Phase 5 — Install Docker
Inside the VM:
sudo apt-get update && sudo apt-get upgrade -y
sudo apt-get install -y git curl ca-certificates
curl -fsSL https://get.docker.com | sudo shEnable Docker without sudo:
sudo usermod -aG docker $USER
newgrp dockerVerify:
docker --version
docker compose versionIf both commands work, Docker is ready.
Phase 6 — Install OpenClaw
Clone the repository:
git clone https://github.com/openclaw/openclaw.git
cd openclawCreate persistent host directories
Docker containers are ephemeral. All long-lived state must live on the host.
mkdir -p ~/.openclaw
mkdir -p ~/.openclaw/workspaceRun the interactive setup wizard:
./docker-setup.shThis configures:
- Gateway
- Workspace
- Tokens
- Ports
It requires a real SSH session (TTY), so run it manually.
Start OpenClaw
After setup:
docker compose up -d
docker compose logs -f openclaw-gatewayLook for:
[gateway] listening on ws://0.0.0.0:18789If you see that line, the gateway is running.
Access the Dashboard (Secure Way)
Do not expose port 18789 publicly unless you truly need to.
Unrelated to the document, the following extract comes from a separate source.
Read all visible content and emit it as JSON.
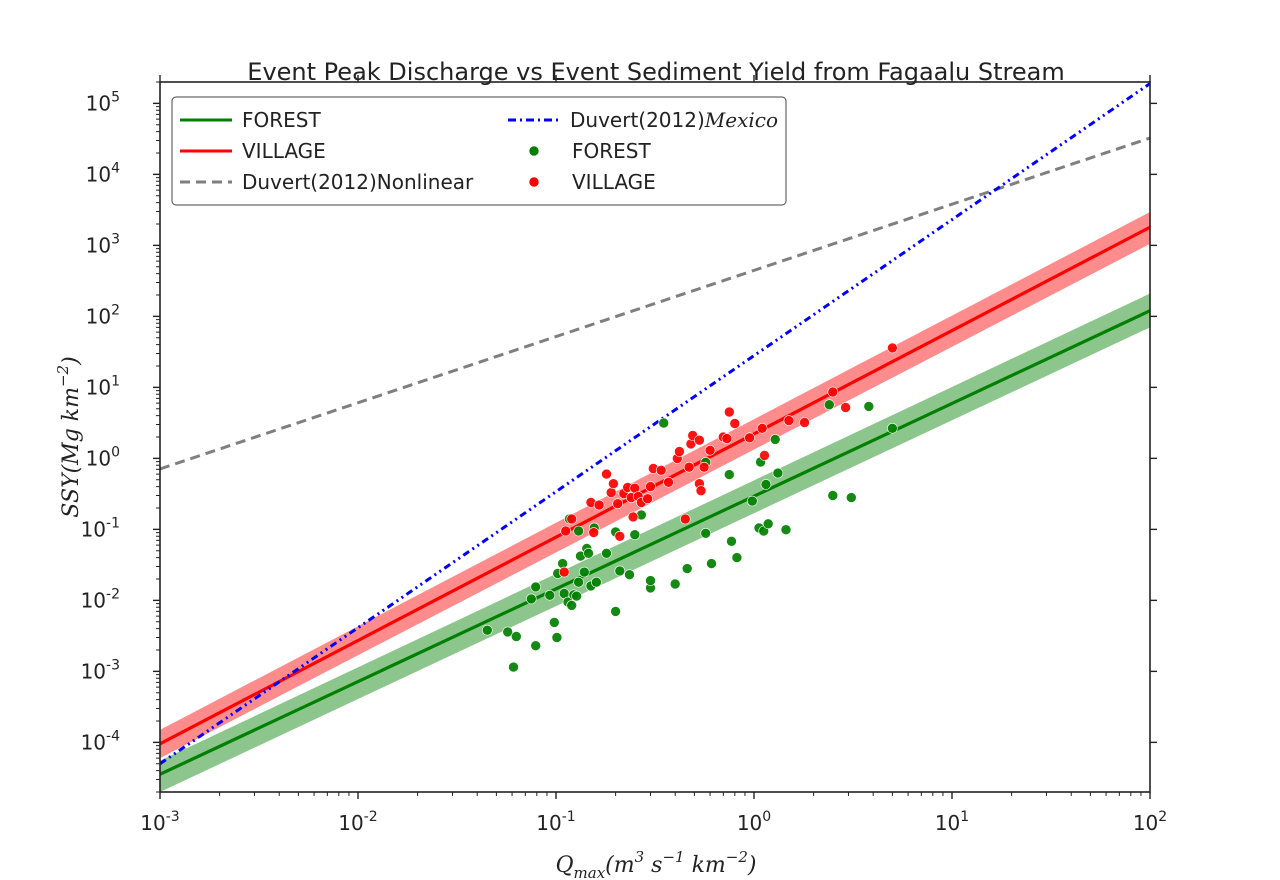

Instead, create an SSH tunnel from your laptop:
ssh -N -L 18789:127.0.0.1:18789 user@<VM_IP>Then open:
http://localhost:18789/Or with token:
http://localhost:18789/#token=YOUR_TOKENThis keeps the dashboard private.
Optional: Open Firewall
gcloud compute firewall-rules create allow-openclaw-ui \
--direction=INGRESS \
--action=ALLOW \
--rules=tcp:18789 \
--source-ranges=0.0.0.0/0Only do this for short-term testing.
Public dashboards are security risks.